Listant les stéréotypes de la photo de victoire en couverture des magazines, Grégory Divoux se faisait fort de prévoir à l’avance les choix illustratifs découlant de l’élection du nouveau président américain. C’était sans compter avec les réseaux sociaux, qui ont délivré tôt ce matin une autre image symbole: un baiser de Barack et Michelle Obama, se découpant seuls sur fond de ciel nuageux (voir ci-dessus).

Publiée sans nom d’auteur sur les comptes Twitter et Facebook du candidat avec la légende « Four more years« , cette photo a été exécutée le 15 août dernier lors d’un meeting à Dubuque, Iowa (voir ci-dessous, photo Scout Tufankjian, Obama for America).

Son accession au rang de symbole découle logiquement de son choix par les services du candidat pour illustrer le « tweet de la victoire », qui est une première, et de sa reprise par les internautes, qui bat tous les records. Appropriative, partagée, conversationnelle: la nouvelle Une a tous les caractères de l’image privée. Que va-t-il rester au journalisme si les réseaux sociaux lui ôtent jusqu’à ses fonctions les plus emblématiques?

Que vaut l'information distinguée?

Effet Streisand garanti pour l’Association de la presse d’information politique et générale (IPG), à l’origine du projet de « Lex Google » visant à taxer les liens hypertexte des moteurs de recherche au profit des éditeurs de presse. Au-delà des incohérences intellectuelles et juridiques de cette spéculation, au-delà de l’image désastreuse d’un gouvernement acquis aux thèses d’un lobby rétrograde, on retiendra surtout de cette discussion que l’information « de qualité » a au final moins de valeur réelle que symbolique.

Comme le confirment aussi bien les statistiques de requêtes (voir ci-dessus) que les stratagèmes douteux de co-branding des sites de presse, l’attention des internautes se porte en priorité sur des sources d’informations pratiques (météo, programmes télé, commerce d’occasion…) ou encyclopédiques (Wikipedia, YouTube…), les loisirs (jeux, sports…) ou la conversation des réseaux sociaux.

Que vaut l’information distinguée, celle produite par le travail journalistique, à laquelle ses auteurs attribuent la toute première place? Visiblement peu de chose. Destinée en priorité aux « décideurs » (cible privilégiée des chaînes d’info payantes), l’information politique et générale n’a pu être proposée au grand public qu’à la condition de bénéficier de puissants soutiens externes – hier, celui des industriels à travers la publicité; aujourd’hui, celui de la classe politique à travers les aides publiques, qui ont pris le relais (1,2 milliards de subventions pour l’ensemble de la presse).

Pourquoi soutenir une information dont personne ne voudrait s’il fallait payer son juste prix?

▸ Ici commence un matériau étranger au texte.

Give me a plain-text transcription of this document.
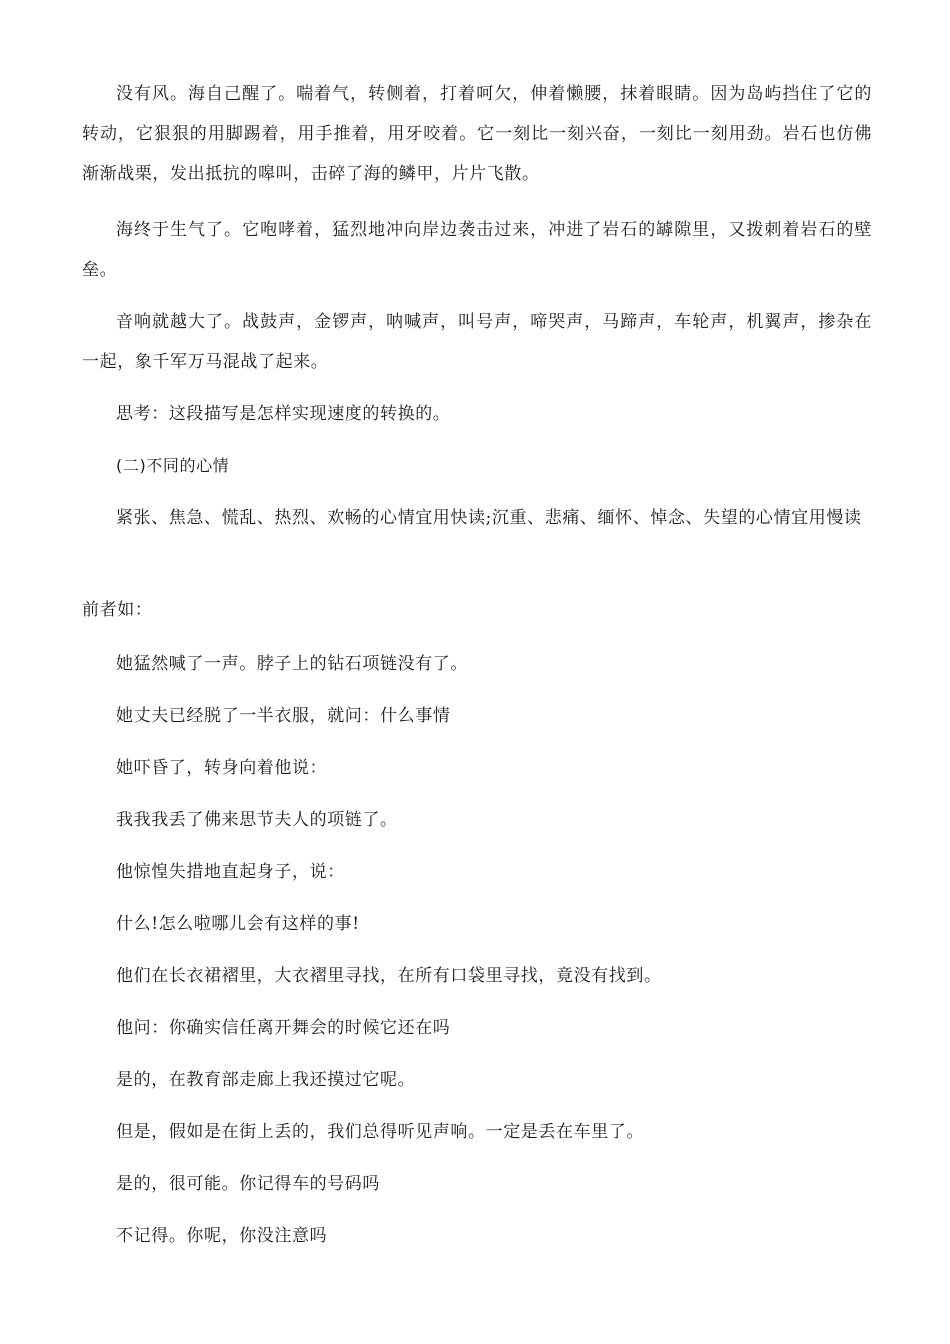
没有风。海自己醒了。喘着气，转侧着，打着呵欠，伸着懒腰，抹着眼睛。因为岛屿挡住了它的转动，它狠狠的用脚踢着，用手推着，用牙咬着。它一刻比一刻兴奋，一刻比一刻用劲。岩石也仿佛渐渐战栗，发出抵抗的嗥叫，击碎了海的鳞甲，片片飞散。

海终于生气了。它咆哮着，猛烈地冲向岸边袭击过来，冲进了岩石的罅隙里，又拨刺着岩石的壁垒。

音响就越大了。战鼓声，金锣声，呐喊声，叫号声，啼哭声，马蹄声，车轮声，机翼声，掺杂在一起，象千军万马混战了起来。

思考：这段描写是怎样实现速度的转换的。

(二)不同的心情

紧张、焦急、慌乱、热烈、欢畅的心情宜用快读;沉重、悲痛、缅怀、悼念、失望的心情宜用慢读

前者如：

她猛然喊了一声。脖子上的钻石项链没有了。

她丈夫已经脱了一半衣服，就问：什么事情

她吓昏了，转身向着他说：

我我我丢了佛来思节夫人的项链了。

他惊惶失措地直起身子，说：

什么!怎么啦哪儿会有这样的事!

他们在长衣裙褶里，大衣褶里寻找，在所有口袋里寻找，竟没有找到。

他问：你确实信任离开舞会的时候它还在吗

是的，在教育部走廊上我还摸过它呢。

但是，假如是在街上丢的，我们总得听见声响。一定是丢在车里了。

是的，很可能。你记得车的号码吗

不记得。你呢，你没注意吗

Comme le montre clairement la collusion politico-médiatique de l’opération anti-Google, la classe politique est bien la principale bénéficiaire de la représentation du monde structurée par l' »info géné ». Croire à la puissance des décideurs est le résultat d’un long conditionnement culturel. Grâce à la « Lex Google », au moins comprend-on mieux quelle est l’utilité réelle de ce théâtre des privilèges, et pourquoi notre intérêt pour ce spectacle décline chaque jour un peu plus.